The determination of officers on scene may comprise determining officers assigned a similar computer aided dispatch (CAD) identification (ID). Alternatively, the determination of the officers on scene may comprise determining officers within a predetermined distance of the officer streaming video (e.g., 30 meters). Alternatively, the determination of the officers on scene may comprise determining those officers within a field of view (FOV) of the video being streamed. Therefore, officers “on scene” may be taken from the group consisting of officers assigned a similar CAD ID as the officer streaming the video, officers within the field of view of the camera capturing the video, and officers within a predetermined distance of the officer streaming the video.

The audio associated with an officer may comprise any Push-to-Talk (PTT) communication (transmission and reception) on a talkgroup assigned to an officer.

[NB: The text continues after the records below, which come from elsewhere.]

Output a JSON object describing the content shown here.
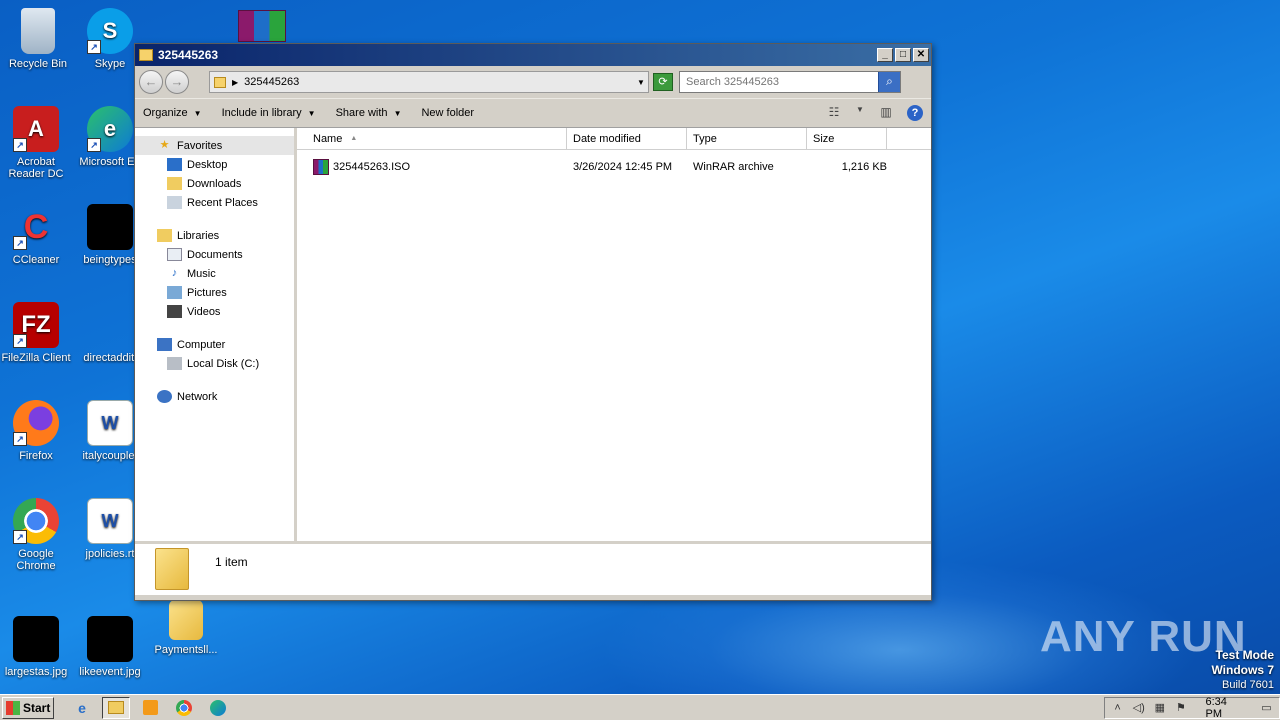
{
  "desktop": {
    "icons": [
      {
        "label": "Recycle Bin",
        "icon": "recycle-bin-icon"
      },
      {
        "label": "Skype",
        "icon": "skype-icon"
      },
      {
        "label": "Acrobat Reader DC",
        "icon": "acrobat-icon"
      },
      {
        "label": "Microsoft Ed",
        "icon": "edge-icon"
      },
      {
        "label": "CCleaner",
        "icon": "ccleaner-icon"
      },
      {
        "label": "beingtypes",
        "icon": "image-file-icon"
      },
      {
        "label": "FileZilla Client",
        "icon": "filezilla-icon"
      },
      {
        "label": "directadditi",
        "icon": "image-file-icon"
      },
      {
        "label": "Firefox",
        "icon": "firefox-icon"
      },
      {
        "label": "italycouple.",
        "icon": "word-doc-icon"
      },
      {
        "label": "Google Chrome",
        "icon": "chrome-icon"
      },
      {
        "label": "jpolicies.rt",
        "icon": "word-doc-icon"
      },
      {
        "label": "largestas.jpg",
        "icon": "image-file-icon"
      },
      {
        "label": "likeevent.jpg",
        "icon": "image-file-icon"
      },
      {
        "label": "Paymentsll...",
        "icon": "folder-icon"
      }
    ],
    "watermark": "ANY RUN",
    "test_mode": {
      "line1": "Test Mode",
      "line2": "Windows 7",
      "line3": "Build 7601"
    }
  },
  "window": {
    "title": "325445263",
    "address_path": "325445263",
    "search_placeholder": "Search 325445263",
    "toolbar": {
      "organize": "Organize",
      "include": "Include in library",
      "share": "Share with",
      "new_folder": "New folder"
    },
    "nav": {
      "favorites": "Favorites",
      "favorites_items": [
        "Desktop",
        "Downloads",
        "Recent Places"
      ],
      "libraries": "Libraries",
      "libraries_items": [
        "Documents",
        "Music",
        "Pictures",
        "Videos"
      ],
      "computer": "Computer",
      "computer_items": [
        "Local Disk (C:)"
      ],
      "network": "Network"
    },
    "columns": {
      "name": "Name",
      "date": "Date modified",
      "type": "Type",
      "size": "Size"
    },
    "files": [
      {
        "name": "325445263.ISO",
        "date": "3/26/2024 12:45 PM",
        "type": "WinRAR archive",
        "size": "1,216 KB"
      }
    ],
    "status": "1 item"
  },
  "taskbar": {
    "start": "Start",
    "clock": "6:34 PM"
  }
}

Additionally, the audio associated with an officer may comprise audio associated with video being streamed by, for example, a body-worn camera associated with the officer.

With the above in mind, consider the following example: Officer Smith is streaming video from a body-worn camera. Many public-safety officers may be watching the video (watchers), all of which may be at a different location than officer Smith. Officer Jones and Officer Clarke are on scene, each having a public-safety radio assigned to talkgroup A. Video streamed to the watchers will have communications over talkgroup A embedded within the streamed video. The communications will be embedded at the same location (temporally) in which they occurred at the incident scene.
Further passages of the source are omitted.